Now that Senator Lieberman has announced he will not seek another term for the Senate, many pundits took Alice Roosevelt Longworth's witticism to heart: "If you can't say anything good about someone, sit right here by me."
I'm not going there. I've got something good to say about the former Democrat, now Independent from Connecticut.
For many, gay and straight, asking Joe Lieberman to be the Senate lead in repealing "Don't Ask, Don't Tell" seemed an odd choice. And frankly, some Servicemembers Legal Defense Network supporters initially were skeptical of the choice. They didn't entirely trust Lieberman. But there was one senator who, from the get go, never had any doubt that Joe Lieberman should and would be a critical player in any successful fight on the Hill to repeal DADT. That senator was Ted Kennedy.
Kennedy was known for his tenacious ability to make strategic alliances and court the right partners to win tough fights on Capitol Hill. He was our original and obvious choice to lead the Don't Ask fight in the Senate, but he and his staff were adamant about introducing a repeal bill only when it had bi-partisan support.
Ted Kennedy wanted Lieberman on the train for a host of good reasons. He knew that Lieberman had the respect of the most senior leadership at the Pentagon, especially Secretary Gates and Admiral Michael Mullen, the Chairman of the Joint chiefs. Kennedy knew their support would be critical if repeal were ever to pass. Kennedy also knew how important it was to keep the lines of communication open, how important it was to build bridges with senators on the other side of the aisle -- and he knew that Lieberman knew that, too.
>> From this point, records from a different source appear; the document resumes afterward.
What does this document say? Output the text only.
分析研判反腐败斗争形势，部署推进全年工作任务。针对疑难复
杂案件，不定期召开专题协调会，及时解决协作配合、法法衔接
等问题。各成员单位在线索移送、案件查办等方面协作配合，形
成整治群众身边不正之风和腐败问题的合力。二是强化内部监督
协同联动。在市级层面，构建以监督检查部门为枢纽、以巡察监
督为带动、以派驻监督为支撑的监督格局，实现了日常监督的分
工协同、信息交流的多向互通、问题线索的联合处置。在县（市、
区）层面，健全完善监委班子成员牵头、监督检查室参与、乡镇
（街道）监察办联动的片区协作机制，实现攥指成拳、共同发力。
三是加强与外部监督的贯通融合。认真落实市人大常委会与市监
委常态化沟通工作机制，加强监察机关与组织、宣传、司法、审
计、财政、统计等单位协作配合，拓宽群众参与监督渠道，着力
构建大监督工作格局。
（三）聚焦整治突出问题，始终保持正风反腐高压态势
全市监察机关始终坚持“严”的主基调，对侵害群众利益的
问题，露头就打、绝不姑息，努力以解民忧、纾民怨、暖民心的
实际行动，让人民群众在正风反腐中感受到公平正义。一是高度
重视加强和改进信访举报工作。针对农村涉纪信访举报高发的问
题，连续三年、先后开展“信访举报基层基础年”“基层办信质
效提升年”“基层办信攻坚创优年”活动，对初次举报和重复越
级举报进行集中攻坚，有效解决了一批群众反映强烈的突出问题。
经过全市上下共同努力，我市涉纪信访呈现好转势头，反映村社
Kennedy proved to be right. After he became seriously ill and it was obvious he was unable to be our Senate lead, it was Joe Lieberman who agreed to pick up the Kennedy mantle so we could move forward.
Senator Lieberman was in constant touch with Gates and Mullen during the debate and hearings. I have no doubt he was instrumental in Carl Levin's (D- Mich.) decision to sign on as an original co-sponsor of the bill to repeal and throw his full weight as chairman of the Senate Armed Services Committee behind Senate passage. In the end, it was Lieberman who secured the support of Senator Susan Collins (R-Maine) on the final critical cloture vote without which repeal would have gone up in smoke, and it was Lieberman who convinced her to join him in mid-December to put in a standalone repeal bill to keep the process alive and momentum going in the Senate.
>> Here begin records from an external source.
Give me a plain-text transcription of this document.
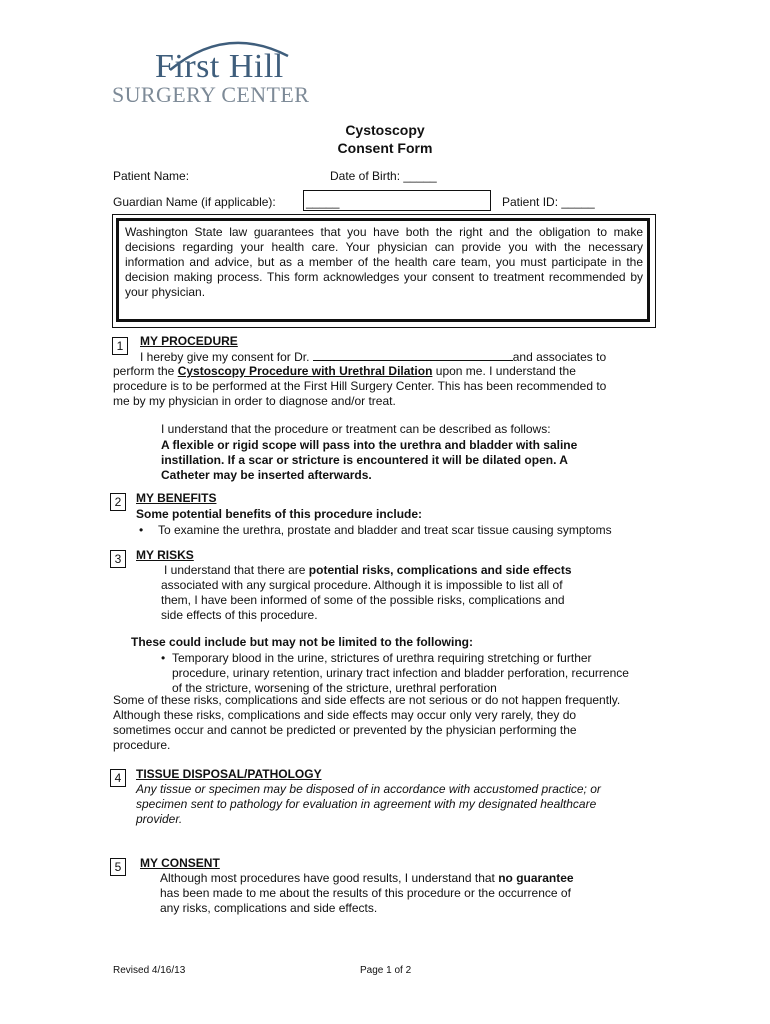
First Hill
SURGERY CENTER
Cystoscopy
Consent Form
Patient Name:	Date of Birth: _____
Guardian Name (if applicable):	_____	Patient ID: _____
Washington State law guarantees that you have both the right and the obligation to make decisions regarding your health care. Your physician can provide you with the necessary information and advice, but as a member of the health care team, you must participate in the decision making process. This form acknowledges your consent to treatment recommended by your physician.
1	MY PROCEDURE
I hereby give my consent for Dr.	and associates to
perform the Cystoscopy Procedure with Urethral Dilation upon me. I understand the
procedure is to be performed at the First Hill Surgery Center. This has been recommended to
me by my physician in order to diagnose and/or treat.
I understand that the procedure or treatment can be described as follows:
A flexible or rigid scope will pass into the urethra and bladder with saline
instillation. If a scar or stricture is encountered it will be dilated open. A
Catheter may be inserted afterwards.
2	MY BENEFITS
Some potential benefits of this procedure include:
• To examine the urethra, prostate and bladder and treat scar tissue causing symptoms
3	MY RISKS
I understand that there are potential risks, complications and side effects
associated with any surgical procedure. Although it is impossible to list all of
them, I have been informed of some of the possible risks, complications and
side effects of this procedure.
These could include but may not be limited to the following:
• Temporary blood in the urine, strictures of urethra requiring stretching or further
procedure, urinary retention, urinary tract infection and bladder perforation, recurrence
of the stricture, worsening of the stricture, urethral perforation
Some of these risks, complications and side effects are not serious or do not happen frequently.
Although these risks, complications and side effects may occur only very rarely, they do
sometimes occur and cannot be predicted or prevented by the physician performing the
procedure.
4	TISSUE DISPOSAL/PATHOLOGY
Any tissue or specimen may be disposed of in accordance with accustomed practice; or
specimen sent to pathology for evaluation in agreement with my designated healthcare
provider.
5	MY CONSENT
Although most procedures have good results, I understand that no guarantee
has been made to me about the results of this procedure or the occurrence of
any risks, complications and side effects.
Revised 4/16/13	Page 1 of 2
Anyone who followed this debate closely knows that without Senator Lieberman's determination and hard work the bill would not have passed the Senate by a 65-31 vote on December 18. It was Senator Lieberman who was on the phone with Secretary Gates in the final weeks and days, and it was President Obama, Gates, and Mullen during the final weeks urging senators to vote for repeal. Eight of those critical votes were Republican. Without those Republican votes, without Secretary Gates and Admiral Mullen imploring the Senate to act, there would have been no bill for President Obama to sign on December 22.
This was not an easy fight. Three cloture votes, two of which took place in the lame-duck session. A determined opposition that would not step aside until it was obvious there were more than 60 votes to proceed and win. It should be apparent to all that this battle would not have been won in the Senate without Republican support. Ted Kennedy realized that years ago. He knew that Joe Lieberman could be the bridge to wavering senators on the other side of the aisle.
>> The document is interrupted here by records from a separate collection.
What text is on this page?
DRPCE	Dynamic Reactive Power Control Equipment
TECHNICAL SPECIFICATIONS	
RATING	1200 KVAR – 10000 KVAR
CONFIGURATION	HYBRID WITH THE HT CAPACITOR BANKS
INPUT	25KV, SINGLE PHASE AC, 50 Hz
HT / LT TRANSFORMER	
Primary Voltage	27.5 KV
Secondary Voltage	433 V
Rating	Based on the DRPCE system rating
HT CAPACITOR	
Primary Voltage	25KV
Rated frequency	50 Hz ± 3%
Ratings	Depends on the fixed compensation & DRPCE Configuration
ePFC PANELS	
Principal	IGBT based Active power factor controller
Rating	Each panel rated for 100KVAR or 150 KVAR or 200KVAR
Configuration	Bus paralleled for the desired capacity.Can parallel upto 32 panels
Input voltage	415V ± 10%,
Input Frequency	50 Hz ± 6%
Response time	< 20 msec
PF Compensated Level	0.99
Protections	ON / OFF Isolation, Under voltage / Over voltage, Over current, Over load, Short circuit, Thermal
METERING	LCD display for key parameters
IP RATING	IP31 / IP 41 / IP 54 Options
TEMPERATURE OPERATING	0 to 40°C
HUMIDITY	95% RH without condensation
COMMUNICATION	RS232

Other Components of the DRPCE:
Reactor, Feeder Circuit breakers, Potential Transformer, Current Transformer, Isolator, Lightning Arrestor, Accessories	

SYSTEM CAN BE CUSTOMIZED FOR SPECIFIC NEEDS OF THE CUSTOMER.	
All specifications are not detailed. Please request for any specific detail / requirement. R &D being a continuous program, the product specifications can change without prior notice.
Even Senator Lieberman's fiercest critics would surely agree that this historical victory in the Senate would not have happened without him -- or Susan Collins, Lisa Murkowski, Senate Majority Leader Harry Reid, and Committee Chairman Carl Levin. A victory of this magnitude was truly the work of several courageous senators.
But in the end, Senate repeal of this discriminatory law is an important civil rights victory for which Joe Lieberman deserves enormous credit. Surely Ted Kennedy would have been among the first to acknowledge that fact. I don't think we would have won without Joe Lieberman. Now that he has announced his retirement, I will be sorry to see him go.